On Judging Christians
"I just couldn't identify with any group that tells everyone else they're going to hell." With that, our late-night dorm room futon musings ended abruptly. A friend who I respect very much refused to be pushed or prodded any further; her opinion of Christianity (or really, just a vocal subset of Christianity) would not change. The idea that belief in Jesus Christ is the exclusive path to salvation and the judgmental nature of humans assigning other humans a place in the afterlife was just too viscerally bothersome. Nothing I could say would make her budge.
Fast forward to the next afternoon. I went on a run with one of my teammates who is a resident adviser in my dorm and a religiously conservative and socially liberal devout Catholic. She told me the story of a troublesome conversation in her otherwise positive RA evaluation. She needed to be more responsible about turning in paperwork, our community director said, but she liked her positive attitude and motivation. But just one thing--her strong religious beliefs were getting in the way of her job. According to our community director, because my friend has strong morals and convictions, her residents feel uncomfortable talking to her about sex. She encouraged her to engage more openly in sexual conversations and implied that her religion was conflicting fundamentally with her role as a mentor and counselor to the people living on her hall.
I understand that the loud, confrontational strain of Christianity (or any religion, for that matter) can make people uncomfortable. It makes me uncomfortable. Most days on UNC's campus, a preacher named Gary stands in our main quad Polk Place and yells at any sinners he sees walking by, including same-sex couples holding hands, opposite-sex couples holding hands, people who for whatever reason look slightly liberal, and girls wearing pants. I respect his convictions, though his methods and brand of Christianity are completely foreign to me, but I worry as I see my non-religious friends' and peers' perceptions of Christianity being shaped by what, in my assessment, is an extreme minority viewpoint.
I can't imagine telling anyone they were going to hell. I didn't even really like Dante assigning people to hell when I read The Inferno last year. I don't really even know what I think about hell, actually; for one, it's impossible to conceptualize eternal pain and suffering-- mine only lasts for hour and fifteen minute increments on Tuesdays and Thursdays (Environmental Studies 202.) When people see Gary, our self-appointed campus preacher, and think somewhere in their subconscious, that's what Christianity is, even if they know in their conscious mind he's an extremist, it's damaging for both the religion and that person's potential religious journey. Thus my non-religious friend's refusal to view Christianity as anything other than an egotistical hierarchy of salvation for "us" and damnation for "them."

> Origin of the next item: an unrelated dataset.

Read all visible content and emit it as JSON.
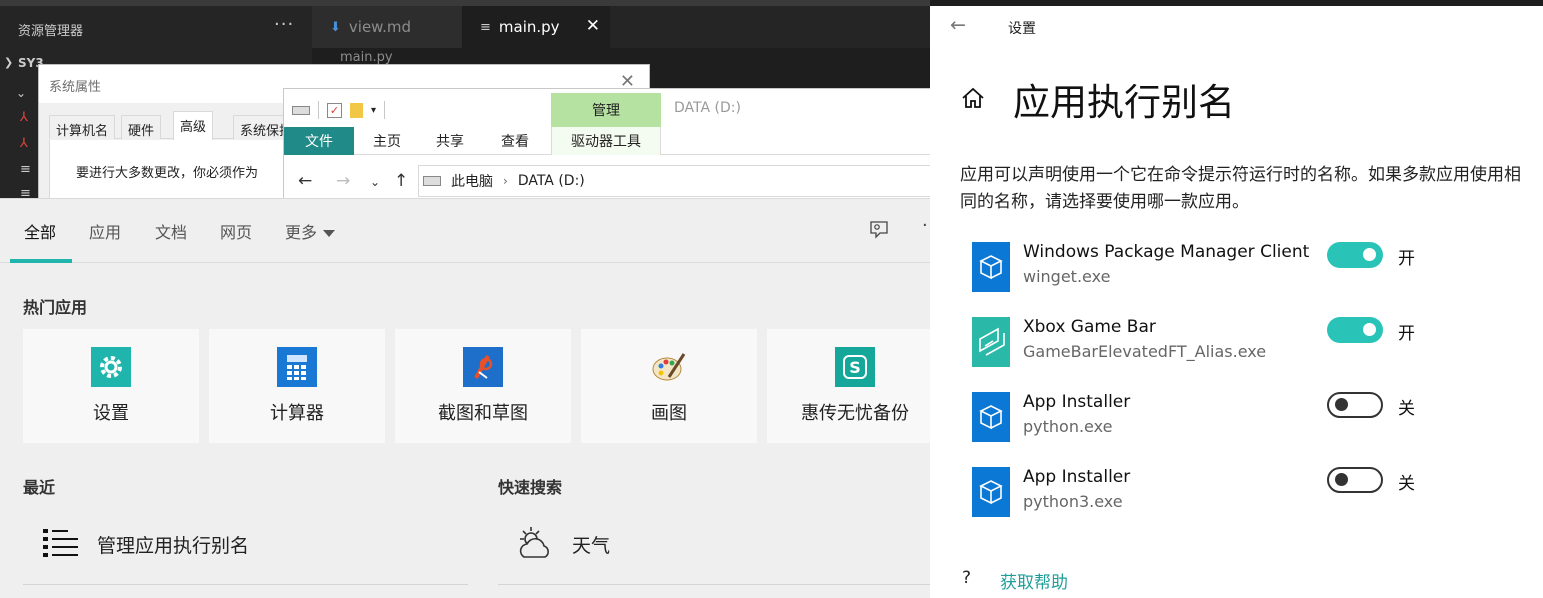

That same logic was at work in my other friend's RA evaluation. I was shocked by the comment our community director made, and tried to dissect their conversation for make some sense out of it all. Had the community director heard her make any judgmental comments when her residents talked about sex? No, she said. Did she ever imply that her residents should attend church more often? No. Had she ever even talked to her residents about her religion? Not that she could recall. So where was this idea of condescension coming from? It was an illogical, but not uncommon form of reasoning: you are religious, therefore, you must judge others who do not share your religious beliefs.
My friend conceded that one time, she grew somewhat quiet during a particular graphic discussion of her residents' escapades with their boyfriends the previous night. But if our community director wants to criticize someone for having a bit of decorum--that's a whole new issue. The point is, being religious and looking down on others do not necessarily go hand in hand, despite what a vocal subset of Christians would have the world think. Not all Christians are interested in playing Judgment Day with the souls of everyone around them. At the same time, not every RA wants to know the specific details of what happened in their resident's bed last night; last time I checked, that wasn't part of the job description, anyway.
Not everyone wants to be a Christian, and that's fine. But upon inspecting their own biases, many of those with the most anti-Christian or anti-religious institution feelings would find that their own condescending attitudes are held just as strongly as the fundamentalists they so deeply dislike.